Шумахер необычайно скоро отозвался на ломоносовские увещевания. Уже на следующий день, 2 мая, Канцелярия обратилась в Академическое собрание с просьбой дать оценку научных достоинств Ломоносова в видах присвоения ему профессорского звания. Поспешность Шумахера объясняется, во-первых, тем, что он знал о покровительстве, которое к этому времени уже оказывал Ломоносову граф М. И. Воронцов (один из активных деятелей переворота 25 ноября 1741 года), а во-вторых, тем, что положение его самого в Академии к этому же времени вновь осложнилось. Даже те профессора, которые во время следствия над Шумахером в 1742—1743 годах поддерживали его, теперь не только отвернулись от него, но и активно выступали против. Восстановленный после следствия во всех своих правах Шумахер вел себя но отношению к ученым во много раз деспотичнее, чем прежде. В 1745 году они объединились, чтобы дать ему отпор, ограничить в пределах должности, нейтрализовать его бюрократическую активность, вредоносную для науки. Пока президентская должность вакантна, всею полнотой власти должно обладать Академическое собрание – такова была точка зрения ученых. Канцелярия, естественно, делала все, чтобы сохранить всю полноту власти в своих руках.

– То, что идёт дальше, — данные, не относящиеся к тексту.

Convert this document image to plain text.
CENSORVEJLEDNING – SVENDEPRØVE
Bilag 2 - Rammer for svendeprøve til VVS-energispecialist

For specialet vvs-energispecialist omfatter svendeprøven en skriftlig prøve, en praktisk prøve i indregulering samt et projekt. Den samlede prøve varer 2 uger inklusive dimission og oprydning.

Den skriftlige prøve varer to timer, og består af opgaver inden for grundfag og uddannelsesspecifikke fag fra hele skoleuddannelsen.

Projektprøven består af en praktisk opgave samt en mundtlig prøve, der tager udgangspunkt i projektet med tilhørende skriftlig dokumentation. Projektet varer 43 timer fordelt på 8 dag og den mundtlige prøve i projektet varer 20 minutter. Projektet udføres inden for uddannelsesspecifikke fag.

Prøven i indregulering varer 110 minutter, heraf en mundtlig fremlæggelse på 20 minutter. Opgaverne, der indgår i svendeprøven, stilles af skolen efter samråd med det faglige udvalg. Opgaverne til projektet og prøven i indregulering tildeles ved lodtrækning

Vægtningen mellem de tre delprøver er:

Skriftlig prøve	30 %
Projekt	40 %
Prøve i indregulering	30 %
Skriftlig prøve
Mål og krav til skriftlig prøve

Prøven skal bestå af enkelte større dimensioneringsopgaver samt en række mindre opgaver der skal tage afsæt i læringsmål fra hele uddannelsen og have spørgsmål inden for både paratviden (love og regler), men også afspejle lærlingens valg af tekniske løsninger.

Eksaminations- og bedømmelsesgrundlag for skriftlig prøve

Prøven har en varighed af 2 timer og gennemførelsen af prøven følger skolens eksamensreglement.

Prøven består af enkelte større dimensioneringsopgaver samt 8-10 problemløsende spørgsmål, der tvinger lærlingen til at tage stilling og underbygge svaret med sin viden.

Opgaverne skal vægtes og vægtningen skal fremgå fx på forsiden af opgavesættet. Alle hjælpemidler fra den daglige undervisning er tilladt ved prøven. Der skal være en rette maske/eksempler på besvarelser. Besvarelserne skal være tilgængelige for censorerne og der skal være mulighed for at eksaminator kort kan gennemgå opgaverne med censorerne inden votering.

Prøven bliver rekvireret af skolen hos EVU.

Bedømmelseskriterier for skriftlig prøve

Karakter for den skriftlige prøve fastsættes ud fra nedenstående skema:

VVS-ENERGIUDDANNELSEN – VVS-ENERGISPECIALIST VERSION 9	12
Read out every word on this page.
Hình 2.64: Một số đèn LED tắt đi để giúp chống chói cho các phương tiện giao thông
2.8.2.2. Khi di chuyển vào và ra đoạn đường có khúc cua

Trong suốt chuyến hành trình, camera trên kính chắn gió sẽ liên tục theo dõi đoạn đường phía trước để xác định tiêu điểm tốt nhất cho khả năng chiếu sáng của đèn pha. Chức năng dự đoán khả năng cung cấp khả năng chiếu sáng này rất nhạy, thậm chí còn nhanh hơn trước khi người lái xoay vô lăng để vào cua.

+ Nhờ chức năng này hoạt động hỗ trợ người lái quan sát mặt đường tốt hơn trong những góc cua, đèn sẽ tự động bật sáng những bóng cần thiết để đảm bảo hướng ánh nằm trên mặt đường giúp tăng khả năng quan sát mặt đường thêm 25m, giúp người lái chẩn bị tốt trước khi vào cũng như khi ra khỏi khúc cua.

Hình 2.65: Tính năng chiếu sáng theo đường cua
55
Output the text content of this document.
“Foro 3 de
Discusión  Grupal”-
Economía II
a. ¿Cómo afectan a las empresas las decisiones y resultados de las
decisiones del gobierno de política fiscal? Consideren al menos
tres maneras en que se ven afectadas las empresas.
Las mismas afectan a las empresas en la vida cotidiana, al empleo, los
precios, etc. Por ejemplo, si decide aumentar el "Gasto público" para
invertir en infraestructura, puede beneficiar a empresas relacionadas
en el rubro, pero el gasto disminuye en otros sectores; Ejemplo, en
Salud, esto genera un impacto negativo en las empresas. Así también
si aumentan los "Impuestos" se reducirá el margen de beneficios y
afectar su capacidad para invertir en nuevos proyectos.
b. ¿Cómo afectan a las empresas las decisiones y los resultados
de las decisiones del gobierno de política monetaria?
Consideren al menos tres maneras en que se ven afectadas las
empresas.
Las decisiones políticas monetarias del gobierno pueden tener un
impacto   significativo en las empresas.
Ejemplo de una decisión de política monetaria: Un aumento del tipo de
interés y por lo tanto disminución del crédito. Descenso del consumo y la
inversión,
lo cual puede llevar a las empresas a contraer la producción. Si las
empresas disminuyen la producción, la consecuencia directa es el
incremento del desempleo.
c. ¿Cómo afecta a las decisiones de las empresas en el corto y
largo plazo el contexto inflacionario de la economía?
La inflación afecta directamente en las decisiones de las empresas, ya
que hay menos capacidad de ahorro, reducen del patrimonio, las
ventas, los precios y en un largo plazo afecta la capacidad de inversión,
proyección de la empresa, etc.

История с присвоением Ломоносову нового ученого звания не только стала продолжением личного поединка между ним и Шумахером, но и знаменовала собой поединок между Шумахером и Академическим собранием, то есть вообще между бюрократией и наукой. В этом поединке Шумахер рассчитывал на всегдашние разногласия в среде академиков, а также на личную неприязнь многих из них к Ломоносову. Поэтому-то он так быстро передал ломоносовское прошение на рассмотрение Академического собрания. Таким образом, он вроде бы вел себя лояльно по отношению к Ломоносову (дал ход делу сразу же, без проволочек) и одновременно потрафил самолюбию академиков. В случае отрицательного результата Ломоносов должен был бы адресовать свои претензии Академическому собранию. Но Шумахер просчитался в главном. Академическое собрание (в том числе и самые ярые ломоносовские противники) выступило на стороне адъюнкта физического класса, а не советника Канцелярии, которому оставалось теперь уже самому чинить препятствия по ломоносовскому делу – мелкие и жалкие, но затягивающие всю процедуру.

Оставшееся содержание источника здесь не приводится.